= Uni-Mart =

American grocery store chain

Uni-Mart was a Pennsylvania-based company that owned, operated and franchised numerous convenience stores in the Mid-Atlantic region of the United States (US). In 2008, the company operated 283 convenience stores and gas stations in the US states of Pennsylvania, New York and Ohio, and, as of 1995, its annual sales totaled $327.01 million. Henry Sahakian was Uni-Mart's founder and, as of 1997, the company consisted of 2,700 employees.

On 29 May 2008, Uni-Marts LLC filed a voluntary Chapter 11 bankruptcy petition in the US bankruptcy court for the District of Delaware, initiating a process that had been considered by the company's management since September 2007.

In December 2009, the company's remaining assets were sold to Kwik Pik LLC, an affiliate of Lehigh Gas Corporation. As of 2016, many stations still operate under the Uni-Mart name.

==History==
Henry D. Sahakian started the company in 1972. He opened the first Uni-Mart in State College, Pennsylvania in 1981, having rebranded stores from the Ma-jik Market franchise he had owned since the early 1970s. Uni-Mart quickly developed into a successful convenience store brand and by December 1986, Uni-Mart became a public company on the American Stock Exchange.

In September 1996, the company's 10,000 square foot Uni-Mart Center opened in State College and was promoted as "America's Largest Convenience Store Under One Roof." In addition to being a convenience store and gasoline station, the mega-center included a Burger King, a Manhattan Bagel, a Fox's Pizza Den, a Mail Boxes Etc., and a bank. In July 2004, Uni-Mart reverted to private company status following the creation of Green Valley Acquisition Co. LLC. By 2008, Uni-Mart owned and operated 283 stores in Pennsylvania, New York and Ohio, but the number of privately owned franchise locations was not clear.

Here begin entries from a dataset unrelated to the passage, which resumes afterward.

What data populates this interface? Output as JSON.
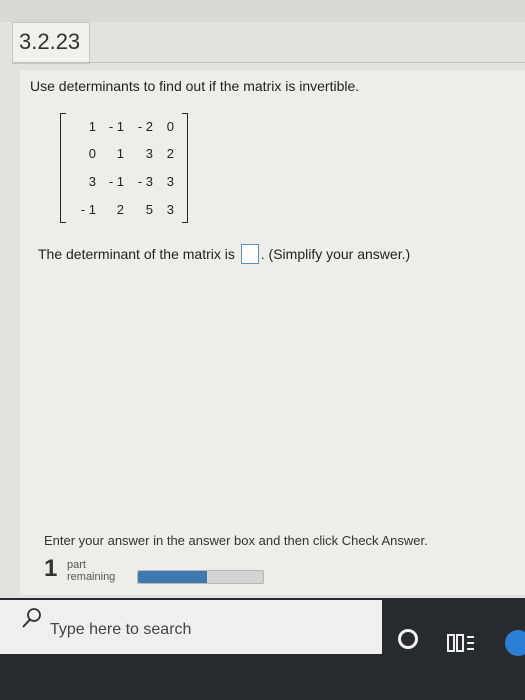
{
  "exercise": {
    "number": "3.2.23"
  },
  "question": {
    "text": "Use determinants to find out if the matrix is invertible.",
    "matrix": [
      [
        "1",
        "- 1",
        "- 2",
        "0"
      ],
      [
        "0",
        "1",
        "3",
        "2"
      ],
      [
        "3",
        "- 1",
        "- 3",
        "3"
      ],
      [
        "- 1",
        "2",
        "5",
        "3"
      ]
    ],
    "prompt_before": "The determinant of the matrix is",
    "prompt_after": ". (Simplify your answer.)"
  },
  "footer": {
    "instruction": "Enter your answer in the answer box and then click Check Answer.",
    "parts_remaining_number": "1",
    "parts_remaining_text_line1": "part",
    "parts_remaining_text_line2": "remaining",
    "progress_fraction": 0.55
  },
  "taskbar": {
    "search_placeholder": "Type here to search",
    "icons": [
      "search-icon",
      "cortana-icon",
      "task-view-icon",
      "edge-icon"
    ]
  },
  "colors": {
    "progress_fill": "#3e7ab0",
    "answer_box_border": "#5a8fc0",
    "taskbar_bg": "#272a2e"
  }
}
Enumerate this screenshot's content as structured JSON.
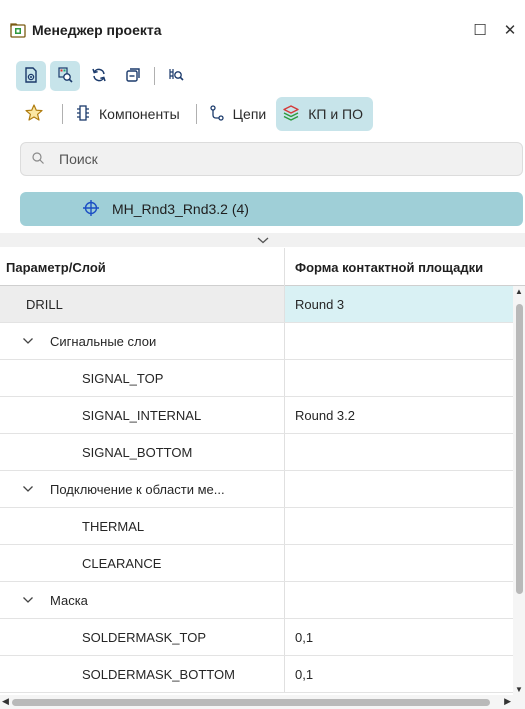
{
  "window": {
    "title": "Менеджер проекта",
    "maximize_glyph": "☐",
    "close_glyph": "✕"
  },
  "toolbar": {
    "buttons": [
      {
        "icon": "view-mode-icon",
        "active": true
      },
      {
        "icon": "find-icon",
        "active": true
      },
      {
        "icon": "refresh-icon",
        "active": false
      },
      {
        "icon": "collapse-icon",
        "active": false
      },
      {
        "icon": "search-component-icon",
        "active": false
      }
    ]
  },
  "tabs": {
    "favorites_icon": "star-icon",
    "items": [
      {
        "label": "Компоненты",
        "icon": "component-icon",
        "active": false
      },
      {
        "label": "Цепи",
        "icon": "net-icon",
        "active": false
      },
      {
        "label": "КП и ПО",
        "icon": "layers-icon",
        "active": true
      }
    ]
  },
  "search": {
    "placeholder": "Поиск",
    "value": ""
  },
  "pad_stack": {
    "name": "MH_Rnd3_Rnd3.2 (4)"
  },
  "table": {
    "headers": [
      "Параметр/Слой",
      "Форма контактной площадки"
    ],
    "rows": [
      {
        "name": "DRILL",
        "value": "Round 3",
        "type": "item0",
        "selected": true
      },
      {
        "name": "Сигнальные слои",
        "value": "",
        "type": "group"
      },
      {
        "name": "SIGNAL_TOP",
        "value": "",
        "type": "item1"
      },
      {
        "name": "SIGNAL_INTERNAL",
        "value": "Round 3.2",
        "type": "item1"
      },
      {
        "name": "SIGNAL_BOTTOM",
        "value": "",
        "type": "item1"
      },
      {
        "name": "Подключение к области ме...",
        "value": "",
        "type": "group"
      },
      {
        "name": "THERMAL",
        "value": "",
        "type": "item1"
      },
      {
        "name": "CLEARANCE",
        "value": "",
        "type": "item1"
      },
      {
        "name": "Маска",
        "value": "",
        "type": "group"
      },
      {
        "name": "SOLDERMASK_TOP",
        "value": "0,1",
        "type": "item1"
      },
      {
        "name": "SOLDERMASK_BOTTOM",
        "value": "0,1",
        "type": "item1"
      }
    ]
  },
  "colors": {
    "accent": "#9fcfd7",
    "active_button": "#c7e4ea",
    "selected_cell": "#d9f1f4"
  }
}
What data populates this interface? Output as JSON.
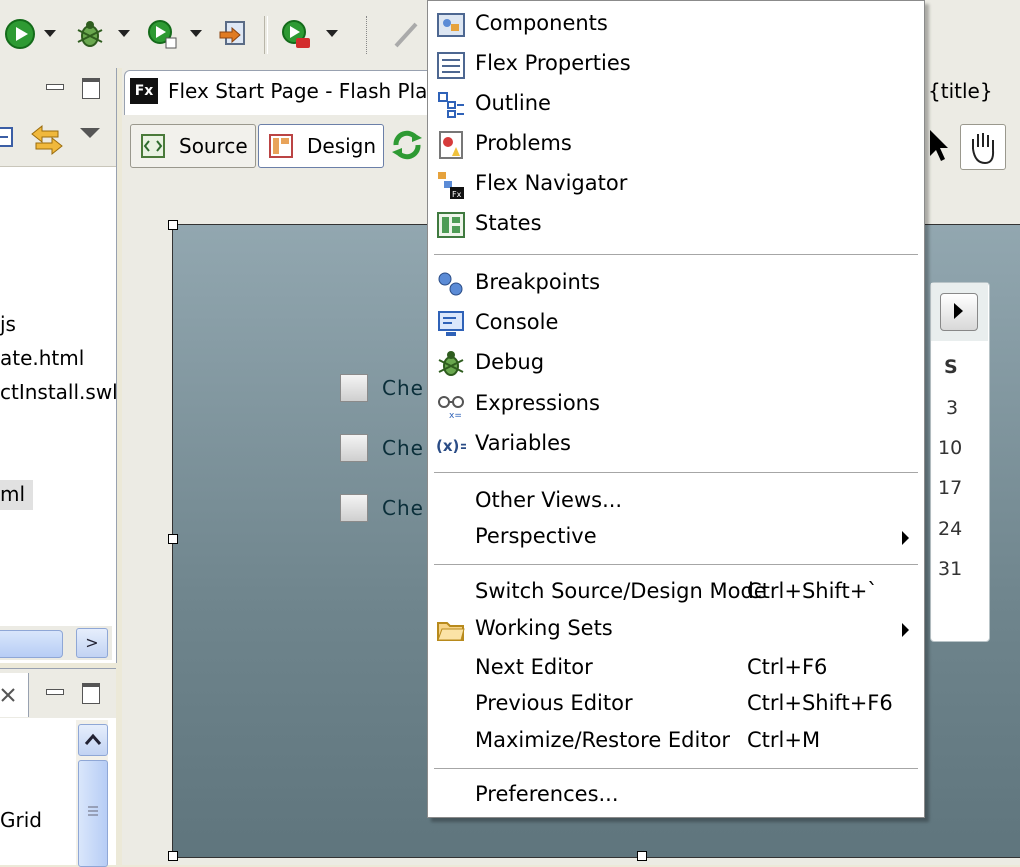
{
  "editor": {
    "tab_title": "Flex Start Page - Flash Pla",
    "title_fragment": "{title}",
    "source_label": "Source",
    "design_label": "Design",
    "checkbox_labels": [
      "Che",
      "Che",
      "Che"
    ]
  },
  "left_pane": {
    "files": [
      "js",
      "ate.html",
      "ctInstall.swl",
      "ml"
    ],
    "bottom_item": "Grid"
  },
  "date_chooser": {
    "header": "S",
    "days": [
      "3",
      "10",
      "17",
      "24",
      "31"
    ]
  },
  "menu": {
    "group1": [
      {
        "label": "Components",
        "icon": "components-icon"
      },
      {
        "label": "Flex Properties",
        "icon": "flex-properties-icon"
      },
      {
        "label": "Outline",
        "icon": "outline-icon"
      },
      {
        "label": "Problems",
        "icon": "problems-icon"
      },
      {
        "label": "Flex Navigator",
        "icon": "flex-navigator-icon"
      },
      {
        "label": "States",
        "icon": "states-icon"
      }
    ],
    "group2": [
      {
        "label": "Breakpoints",
        "icon": "breakpoints-icon"
      },
      {
        "label": "Console",
        "icon": "console-icon"
      },
      {
        "label": "Debug",
        "icon": "debug-bug-icon"
      },
      {
        "label": "Expressions",
        "icon": "expressions-icon"
      },
      {
        "label": "Variables",
        "icon": "variables-icon"
      }
    ],
    "other_views": "Other Views...",
    "perspective": "Perspective",
    "switch_mode": {
      "label": "Switch Source/Design Mode",
      "shortcut": "Ctrl+Shift+`"
    },
    "working_sets": "Working Sets",
    "next_editor": {
      "label": "Next Editor",
      "shortcut": "Ctrl+F6"
    },
    "previous_editor": {
      "label": "Previous Editor",
      "shortcut": "Ctrl+Shift+F6"
    },
    "maximize_editor": {
      "label": "Maximize/Restore Editor",
      "shortcut": "Ctrl+M"
    },
    "preferences": "Preferences..."
  },
  "colors": {
    "menu_bg": "#ffffff",
    "canvas_top": "#92a7b0",
    "canvas_bottom": "#5f757d",
    "chrome": "#ecebe4"
  }
}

In 2006 the company expanded into Ohio by acquiring a small number of BP stations in the Youngstown area adjacent to Pennsylvania, and eventually expanded into Cincinnati and Northern Kentucky as an exclave of its territorial reach. The company proceeded to convert and absorb the convenience stores into the Uni-Mart enterprise in 2007, but continued to sell BP gasoline (the majority of Uni-Mart stations in other areas sell their own brand of gasoline). Uni-Mart had sold other gasoline brands prior to this occasion, with a co-branding deal having been in place with Getty for most of the 1990s and several Pennsylvania stations offering Exxon and Sunoco gasoline until the bankruptcy in 2008.

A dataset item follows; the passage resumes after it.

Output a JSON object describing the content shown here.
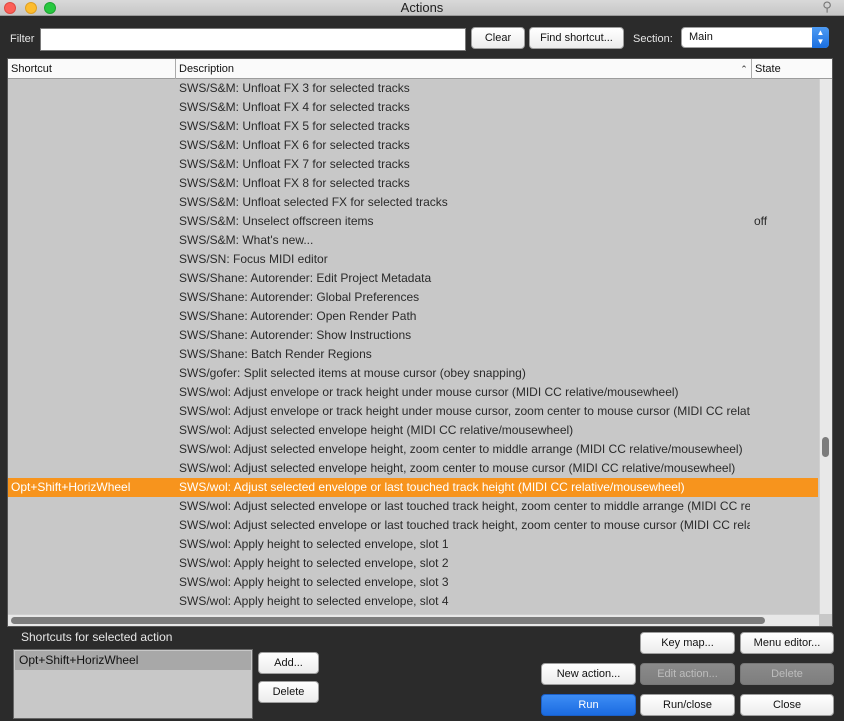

The company was made private when Sahakian sold it to Non-resident Indian (NRI) Raj Vakharia, a former managing director of Donaldson, Lufkin & Jenrette. Vakharia will target its investment in high-growth markets throughout India including Delhi, Mumbai, Bangalore, Chennai, and Pune.

==Pirshlo==
The Little Valley, New York-based Pirshlo, Inc. conglomerate, which owned the New York cluster of Uni-Marts (and a handful in northern Pennsylvania), was forced to shut down its entire cluster in August 2007, after Pirshlo owner Lloyd Long was convicted of tax evasion. Uni-Mart initially took over the Pirshlo stores before liquidating them, while the Seneca nation claimed two in Salamanca, one of which became WGWE.